Further, because the first spider 2a and the second spider 2b are semicircular arc plates and are separately located on two ends of the major axis X1 of the vibrating diaphragm 11, the vibrating diaphragm 11 can be supported as long as it spans the first spider 2a and the second spider 2b. It should be noted that a spider is usually placed in a horizontal plane below a vibrating diaphragm, but in an embodiment of the present invention, the spider stands vertically. The vibrating diaphragm 11 in this disclosure spans the first spider 2a and the second spider 2b. In an embodiment of the present invention, the vibrating diaphragm 11 is supported at two positions. Therefore, the shape of the vibrating diaphragm 11 is not limited and the area of the vibrating diaphragm 11 may be increased. When the area of the vibrating diaphragm 11 is increased, a dynamic state of the voice coil may be simultaneously improved, and the quality of output audio is improved. Furthermore, the vibrating diaphragm 11 of the present invention is supported by the first spider 2a and the second spider 2b, and the vibrating diaphragm 11 between the first spider 2a and the second spider 2b is in a hanging state. Therefore, smoothness of the vibrating diaphragm 11 may be increased, so that a vibration stroke of the vibrating diaphragm 11 is substantially increased to better provide a mega bass characteristic.

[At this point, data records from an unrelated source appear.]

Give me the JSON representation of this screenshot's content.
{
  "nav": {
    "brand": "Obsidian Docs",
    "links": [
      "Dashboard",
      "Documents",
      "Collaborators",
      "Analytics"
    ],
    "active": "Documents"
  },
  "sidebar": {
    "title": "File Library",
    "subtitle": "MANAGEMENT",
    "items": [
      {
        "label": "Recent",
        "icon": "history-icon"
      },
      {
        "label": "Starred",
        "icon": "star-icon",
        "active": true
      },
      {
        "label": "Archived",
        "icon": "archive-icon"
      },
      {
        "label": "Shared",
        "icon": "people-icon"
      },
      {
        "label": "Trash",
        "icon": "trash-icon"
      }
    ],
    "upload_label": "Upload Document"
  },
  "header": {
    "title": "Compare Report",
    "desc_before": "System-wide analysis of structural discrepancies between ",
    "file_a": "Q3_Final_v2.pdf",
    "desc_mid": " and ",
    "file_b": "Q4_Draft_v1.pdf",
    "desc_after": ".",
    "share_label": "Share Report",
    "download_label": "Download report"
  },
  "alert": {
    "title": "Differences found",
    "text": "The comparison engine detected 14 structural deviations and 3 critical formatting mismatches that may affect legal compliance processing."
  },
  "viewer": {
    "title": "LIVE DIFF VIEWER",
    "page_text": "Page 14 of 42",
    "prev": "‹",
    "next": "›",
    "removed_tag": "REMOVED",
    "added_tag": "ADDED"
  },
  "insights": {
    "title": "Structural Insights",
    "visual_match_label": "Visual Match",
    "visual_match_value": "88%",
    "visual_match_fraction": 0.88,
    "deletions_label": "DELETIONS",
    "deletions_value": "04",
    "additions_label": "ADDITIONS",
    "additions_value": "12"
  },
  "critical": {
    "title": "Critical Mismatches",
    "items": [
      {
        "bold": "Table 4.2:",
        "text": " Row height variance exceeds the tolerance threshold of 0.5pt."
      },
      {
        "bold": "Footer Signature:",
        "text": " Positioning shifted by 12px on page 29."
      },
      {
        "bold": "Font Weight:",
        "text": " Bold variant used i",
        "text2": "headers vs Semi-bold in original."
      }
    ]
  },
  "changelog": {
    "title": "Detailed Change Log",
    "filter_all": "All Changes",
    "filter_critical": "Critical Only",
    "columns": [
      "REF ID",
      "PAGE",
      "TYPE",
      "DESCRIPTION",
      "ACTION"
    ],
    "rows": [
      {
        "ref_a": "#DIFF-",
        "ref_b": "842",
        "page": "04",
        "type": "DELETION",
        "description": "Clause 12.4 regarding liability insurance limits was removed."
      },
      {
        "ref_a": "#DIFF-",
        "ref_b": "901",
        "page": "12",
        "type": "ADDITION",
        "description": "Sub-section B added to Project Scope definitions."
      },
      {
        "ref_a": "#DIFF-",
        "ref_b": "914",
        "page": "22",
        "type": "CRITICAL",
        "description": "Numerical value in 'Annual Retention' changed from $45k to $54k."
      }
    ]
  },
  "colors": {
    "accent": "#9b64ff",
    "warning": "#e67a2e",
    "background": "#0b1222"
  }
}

In an embodiment, referring to FIG. 2 in combination with FIG. 3 and FIG. 5, a support cup 3 is further included between the vibrating diaphragm 11 and the voice coil 5. The entire support cup 3 has a long-elliptical cone-shape. The support cup 3 includes an upper opening edge 31, a central hole 32, and a central edge 33. The upper opening edge 31 of the support cup 3 is greater than the central edge 33 of the central hole 32, and the upper opening edge 31 of the support cup 3 faces toward the central hole 32 and gradually contracts to the central edge 33. In this embodiment, the upper opening edge 31 of the support cup 3 is connected to the inner surface 111 of the vibrating diaphragm 11, and the central edge 33 of the central hole 32 is connected to the bobbin 51 of the voice coil 5. Therefore, the connection between the voice coil 5 and the vibrating diaphragm 11 is enhanced by the support cup 3, and the kinetic energy of the voice coil 5 is more definitely transmitted to the vibrating diaphragm 11. The voice coil 5 is maintained in position during vibration, ensuring that the voice coil 5 reciprocates in the magnetic gap between the U-shaped yoke 41 and the main magnetic body 43.
According to the present invention, the semicircular first spider 2a and/or the second spider 2b vertically standing below the surround 12 and the vibrating diaphragm 11 can make the entire loudspeaker very thin, increase the stroke, achieve a mega bass characteristic, and still maintain desirable sound quality.
Although this application is disclosed as above by using the embodiments, the embodiments are not intended to limit this specification. Any person skilled in the art can make some variations and modifications without departing from the spirit and scope of this application. Therefore, the protection scope of this application should be subject to the scope defined by the appended claims.